New Zealand’s unmet oral health needs are ‘deplorable'
Tuesday, 28 August 2018
New Zealand’s massive unmet oral health needs are ‘deplorable’
Professor Max Abbott, Pro Vice-Chancellor and Dean of the Faculty of Health & Environmental Sciences at Auckland University of Technology (AUT) says it is deplorable that many adults in New Zealand cannot afford dental care. This is especially the case for people living in deprived areas.
He joins the Minister of Health, Dr David Clark, in commending Otago University’s plans to build a dental teaching facility in South Auckland, at the Manukau SuperClinic on Great South Road.
While primarily designed to provide training for final-year dental students and postgraduates, the clinic will significantly increase local community access to oral healthcare.
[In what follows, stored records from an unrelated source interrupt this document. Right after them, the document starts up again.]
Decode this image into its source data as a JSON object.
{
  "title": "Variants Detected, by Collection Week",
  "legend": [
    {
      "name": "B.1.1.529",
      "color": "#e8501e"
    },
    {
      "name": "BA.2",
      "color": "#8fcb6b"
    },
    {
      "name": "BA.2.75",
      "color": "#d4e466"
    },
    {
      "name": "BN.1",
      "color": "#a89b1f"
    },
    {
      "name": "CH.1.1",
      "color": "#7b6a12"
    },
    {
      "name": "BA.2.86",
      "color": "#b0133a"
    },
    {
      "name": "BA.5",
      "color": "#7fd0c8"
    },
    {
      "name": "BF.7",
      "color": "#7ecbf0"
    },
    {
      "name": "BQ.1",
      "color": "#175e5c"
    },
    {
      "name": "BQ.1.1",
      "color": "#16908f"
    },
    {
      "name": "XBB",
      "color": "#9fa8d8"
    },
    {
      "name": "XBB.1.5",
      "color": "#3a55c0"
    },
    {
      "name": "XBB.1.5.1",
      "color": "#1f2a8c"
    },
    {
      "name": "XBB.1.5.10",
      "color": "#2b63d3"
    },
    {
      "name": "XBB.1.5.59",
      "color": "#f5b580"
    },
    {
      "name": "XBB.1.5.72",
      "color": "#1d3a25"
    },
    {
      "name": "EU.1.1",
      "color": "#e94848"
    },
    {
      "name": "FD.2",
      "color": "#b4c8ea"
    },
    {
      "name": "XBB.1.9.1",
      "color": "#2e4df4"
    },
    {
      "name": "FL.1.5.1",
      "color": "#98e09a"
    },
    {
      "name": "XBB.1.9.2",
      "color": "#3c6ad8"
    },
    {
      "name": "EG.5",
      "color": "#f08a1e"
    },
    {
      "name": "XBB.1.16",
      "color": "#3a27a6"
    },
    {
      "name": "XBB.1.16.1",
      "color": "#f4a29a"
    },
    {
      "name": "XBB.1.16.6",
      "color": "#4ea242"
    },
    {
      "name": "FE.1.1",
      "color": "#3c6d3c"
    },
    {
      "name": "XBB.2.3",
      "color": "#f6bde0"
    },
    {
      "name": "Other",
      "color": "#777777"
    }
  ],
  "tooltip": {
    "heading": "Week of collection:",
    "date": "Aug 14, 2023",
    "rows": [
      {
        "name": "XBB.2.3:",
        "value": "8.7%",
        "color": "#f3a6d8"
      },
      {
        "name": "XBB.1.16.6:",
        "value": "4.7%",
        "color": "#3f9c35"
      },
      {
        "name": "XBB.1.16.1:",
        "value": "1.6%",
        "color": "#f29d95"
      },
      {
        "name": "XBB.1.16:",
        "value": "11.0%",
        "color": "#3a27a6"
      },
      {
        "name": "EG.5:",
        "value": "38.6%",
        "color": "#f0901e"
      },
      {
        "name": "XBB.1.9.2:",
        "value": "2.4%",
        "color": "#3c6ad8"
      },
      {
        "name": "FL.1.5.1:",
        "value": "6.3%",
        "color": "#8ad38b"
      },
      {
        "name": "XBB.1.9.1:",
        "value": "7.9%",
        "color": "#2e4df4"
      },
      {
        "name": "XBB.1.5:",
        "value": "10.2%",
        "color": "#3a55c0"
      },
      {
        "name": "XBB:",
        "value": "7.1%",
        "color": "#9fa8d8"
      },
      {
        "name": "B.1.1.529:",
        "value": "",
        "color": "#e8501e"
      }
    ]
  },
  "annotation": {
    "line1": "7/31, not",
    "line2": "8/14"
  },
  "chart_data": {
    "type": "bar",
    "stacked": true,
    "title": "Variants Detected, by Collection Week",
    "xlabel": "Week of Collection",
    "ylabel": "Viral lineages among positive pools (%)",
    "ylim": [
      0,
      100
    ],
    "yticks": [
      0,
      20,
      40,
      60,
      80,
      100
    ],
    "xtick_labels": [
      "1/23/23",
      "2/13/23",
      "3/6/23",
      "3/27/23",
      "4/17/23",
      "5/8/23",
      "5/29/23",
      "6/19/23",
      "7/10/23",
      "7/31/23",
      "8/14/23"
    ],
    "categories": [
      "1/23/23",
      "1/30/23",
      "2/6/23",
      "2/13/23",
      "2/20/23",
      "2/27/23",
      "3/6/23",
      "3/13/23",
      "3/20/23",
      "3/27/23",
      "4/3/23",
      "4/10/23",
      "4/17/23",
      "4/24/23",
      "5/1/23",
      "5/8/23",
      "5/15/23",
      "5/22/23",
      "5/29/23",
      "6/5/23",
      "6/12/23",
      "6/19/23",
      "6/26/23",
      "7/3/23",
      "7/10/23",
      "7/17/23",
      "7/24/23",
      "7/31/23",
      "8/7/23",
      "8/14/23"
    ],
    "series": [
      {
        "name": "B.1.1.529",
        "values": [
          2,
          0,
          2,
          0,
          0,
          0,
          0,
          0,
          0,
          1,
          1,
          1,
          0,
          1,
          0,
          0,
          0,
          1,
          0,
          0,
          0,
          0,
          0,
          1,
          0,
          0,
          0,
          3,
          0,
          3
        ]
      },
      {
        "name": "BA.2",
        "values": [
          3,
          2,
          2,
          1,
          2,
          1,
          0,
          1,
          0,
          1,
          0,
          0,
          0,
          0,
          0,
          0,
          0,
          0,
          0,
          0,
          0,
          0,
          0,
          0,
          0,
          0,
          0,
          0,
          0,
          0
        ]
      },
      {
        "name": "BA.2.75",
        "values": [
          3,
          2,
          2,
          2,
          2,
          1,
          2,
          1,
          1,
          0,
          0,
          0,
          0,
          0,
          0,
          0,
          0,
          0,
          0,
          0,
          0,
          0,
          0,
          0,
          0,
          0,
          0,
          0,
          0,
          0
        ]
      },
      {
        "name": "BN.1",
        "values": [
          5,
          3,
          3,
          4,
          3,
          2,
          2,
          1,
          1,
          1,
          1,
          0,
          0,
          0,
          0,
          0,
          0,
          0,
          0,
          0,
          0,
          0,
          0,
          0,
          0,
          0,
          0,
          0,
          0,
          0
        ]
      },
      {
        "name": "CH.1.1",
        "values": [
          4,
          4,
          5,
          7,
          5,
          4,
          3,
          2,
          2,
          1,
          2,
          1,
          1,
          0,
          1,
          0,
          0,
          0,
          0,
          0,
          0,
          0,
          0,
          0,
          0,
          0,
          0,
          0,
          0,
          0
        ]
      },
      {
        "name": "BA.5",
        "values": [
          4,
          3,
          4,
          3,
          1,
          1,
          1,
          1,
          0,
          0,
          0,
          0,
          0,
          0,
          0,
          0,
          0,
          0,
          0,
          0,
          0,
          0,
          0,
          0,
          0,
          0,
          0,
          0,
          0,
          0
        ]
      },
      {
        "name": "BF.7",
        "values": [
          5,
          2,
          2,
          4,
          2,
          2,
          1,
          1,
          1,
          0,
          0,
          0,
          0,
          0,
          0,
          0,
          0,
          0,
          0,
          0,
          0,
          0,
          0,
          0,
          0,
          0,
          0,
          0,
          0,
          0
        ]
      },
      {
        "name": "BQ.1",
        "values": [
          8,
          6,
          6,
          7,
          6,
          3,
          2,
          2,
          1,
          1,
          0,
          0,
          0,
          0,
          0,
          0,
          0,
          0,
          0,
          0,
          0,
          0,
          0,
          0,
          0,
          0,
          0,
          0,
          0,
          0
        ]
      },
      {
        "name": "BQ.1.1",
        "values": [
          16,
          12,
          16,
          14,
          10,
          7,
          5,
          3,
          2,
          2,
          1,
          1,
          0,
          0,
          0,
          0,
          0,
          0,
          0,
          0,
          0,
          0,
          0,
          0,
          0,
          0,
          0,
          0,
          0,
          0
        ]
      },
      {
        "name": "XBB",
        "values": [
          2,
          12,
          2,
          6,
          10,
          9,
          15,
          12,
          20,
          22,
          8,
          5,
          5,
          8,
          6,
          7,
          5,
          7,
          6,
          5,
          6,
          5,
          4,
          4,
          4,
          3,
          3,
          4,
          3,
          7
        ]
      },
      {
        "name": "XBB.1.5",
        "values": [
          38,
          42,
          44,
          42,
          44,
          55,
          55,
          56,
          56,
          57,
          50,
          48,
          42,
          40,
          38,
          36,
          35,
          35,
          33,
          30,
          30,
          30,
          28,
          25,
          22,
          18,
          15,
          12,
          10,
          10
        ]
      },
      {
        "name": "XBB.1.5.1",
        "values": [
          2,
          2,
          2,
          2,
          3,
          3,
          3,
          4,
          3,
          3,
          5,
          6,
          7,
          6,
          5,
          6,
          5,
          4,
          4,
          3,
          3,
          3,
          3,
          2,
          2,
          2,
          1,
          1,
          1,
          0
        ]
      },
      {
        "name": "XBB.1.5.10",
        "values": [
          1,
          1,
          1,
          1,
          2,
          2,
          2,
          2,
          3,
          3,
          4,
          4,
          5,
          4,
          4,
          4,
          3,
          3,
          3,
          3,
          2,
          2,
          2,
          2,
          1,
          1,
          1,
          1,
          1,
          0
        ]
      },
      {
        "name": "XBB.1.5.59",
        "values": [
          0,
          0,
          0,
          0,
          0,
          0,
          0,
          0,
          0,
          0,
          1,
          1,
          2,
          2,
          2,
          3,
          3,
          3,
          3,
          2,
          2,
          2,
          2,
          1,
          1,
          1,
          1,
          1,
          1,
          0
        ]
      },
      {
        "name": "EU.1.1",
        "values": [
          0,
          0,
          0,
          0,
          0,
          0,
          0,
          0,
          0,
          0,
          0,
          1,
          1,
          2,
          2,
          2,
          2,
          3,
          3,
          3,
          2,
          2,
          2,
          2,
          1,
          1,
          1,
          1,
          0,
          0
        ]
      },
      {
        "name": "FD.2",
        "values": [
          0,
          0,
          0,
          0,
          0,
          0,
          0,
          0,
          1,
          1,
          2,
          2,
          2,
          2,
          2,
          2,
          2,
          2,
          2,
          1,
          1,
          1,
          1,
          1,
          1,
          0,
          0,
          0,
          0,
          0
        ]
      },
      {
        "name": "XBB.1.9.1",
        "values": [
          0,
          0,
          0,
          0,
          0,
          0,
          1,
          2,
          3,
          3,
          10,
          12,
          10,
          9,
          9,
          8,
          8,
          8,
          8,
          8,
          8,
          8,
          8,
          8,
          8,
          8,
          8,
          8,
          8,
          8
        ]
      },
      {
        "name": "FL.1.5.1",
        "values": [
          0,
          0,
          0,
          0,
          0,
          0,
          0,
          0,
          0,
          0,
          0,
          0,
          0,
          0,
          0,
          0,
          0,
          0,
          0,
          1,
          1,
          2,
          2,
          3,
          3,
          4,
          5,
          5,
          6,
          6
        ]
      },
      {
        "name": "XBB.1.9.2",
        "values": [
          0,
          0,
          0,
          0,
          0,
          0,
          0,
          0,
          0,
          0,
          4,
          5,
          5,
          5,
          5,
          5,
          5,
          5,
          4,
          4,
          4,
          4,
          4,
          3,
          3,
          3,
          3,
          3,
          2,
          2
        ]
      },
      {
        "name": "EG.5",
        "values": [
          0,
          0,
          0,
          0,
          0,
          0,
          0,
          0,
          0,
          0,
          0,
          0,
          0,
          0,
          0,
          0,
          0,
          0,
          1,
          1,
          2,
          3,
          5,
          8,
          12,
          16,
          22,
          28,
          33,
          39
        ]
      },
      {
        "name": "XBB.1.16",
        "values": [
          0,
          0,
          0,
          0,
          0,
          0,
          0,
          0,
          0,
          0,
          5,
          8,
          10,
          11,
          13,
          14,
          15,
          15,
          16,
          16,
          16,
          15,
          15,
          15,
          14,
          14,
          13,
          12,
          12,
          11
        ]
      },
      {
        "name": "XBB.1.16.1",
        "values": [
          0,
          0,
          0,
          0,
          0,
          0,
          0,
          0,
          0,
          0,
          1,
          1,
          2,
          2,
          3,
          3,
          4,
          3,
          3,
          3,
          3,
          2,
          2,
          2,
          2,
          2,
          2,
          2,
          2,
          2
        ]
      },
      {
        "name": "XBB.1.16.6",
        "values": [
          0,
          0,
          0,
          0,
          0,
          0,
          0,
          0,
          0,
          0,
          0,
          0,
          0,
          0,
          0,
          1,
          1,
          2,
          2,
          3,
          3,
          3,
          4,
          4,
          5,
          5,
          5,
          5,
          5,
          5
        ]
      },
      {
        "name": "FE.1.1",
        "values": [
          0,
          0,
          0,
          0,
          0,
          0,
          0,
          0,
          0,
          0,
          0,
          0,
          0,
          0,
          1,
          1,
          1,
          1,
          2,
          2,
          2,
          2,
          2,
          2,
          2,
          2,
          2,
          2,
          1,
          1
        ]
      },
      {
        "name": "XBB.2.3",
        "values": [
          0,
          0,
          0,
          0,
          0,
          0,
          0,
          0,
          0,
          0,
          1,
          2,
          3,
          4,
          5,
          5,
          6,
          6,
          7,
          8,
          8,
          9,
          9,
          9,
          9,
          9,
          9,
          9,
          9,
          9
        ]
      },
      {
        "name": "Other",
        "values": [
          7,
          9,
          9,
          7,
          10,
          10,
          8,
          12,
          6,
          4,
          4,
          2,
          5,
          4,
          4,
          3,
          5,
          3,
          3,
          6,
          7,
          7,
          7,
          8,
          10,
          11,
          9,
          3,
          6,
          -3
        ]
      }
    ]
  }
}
The New Zealand Health Survey shows that only a third of adults in the most deprived areas consulted a dental health professional during the past 12 months. In contrast, most adults in the least deprived areas did so.
“Poor oral health is of concern in it own right. Research increasingly shows that it is linked to other health conditions, including mental health,” says Professor Abbott.
“The current delivery model contributes to unacceptable socioeconomic and ethnic health disparities. It is an outrage that we have tolerated this situation for decades and dental bodies have blocked alternatives that would make affordable preventative and curative dental care available to those most in need.
“Professional bodies, especially registration boards, have a statutory obligation to ensure high standards of practice and protect the public. They are not charged with maximising the income of their members and rationing care to those who can afford to pay for it.”
Professor Abbott refers to the failure of dental therapists to obtain approval for an adult scope of practice. Currently, dental therapists provide oral hygiene services to children and adults, and treatment to children. They are prohibited from providing treatment to adults.
“Rather than relying on dentists, we would extend the dental therapist scope and employ therapists in multidisciplinary primary care settings. Dentists and specialists could provide consultation and focus on more complex procedures. This would make basic preventative and treatment services universally available.”
Professor Abbott says it is an irony that previous Minister of Health, Hon Annette King, was one of the small number of therapists, then called dental nurses, who had an adult scope of practice. He says dental care has gone backwards in this respect.
“Otago University’s new facility will help South Auckland communities, just as AUT’s oral health teaching clinic does on the North Shore. However, these facilities only very partially address the massive unmet dental health needs throughout the country.”
Professor Abbot says he looks forward to working with Otago University colleagues to research population oral health status and needs, and advocate for the provision of oral care as part of comprehensive healthcare in New Zealand.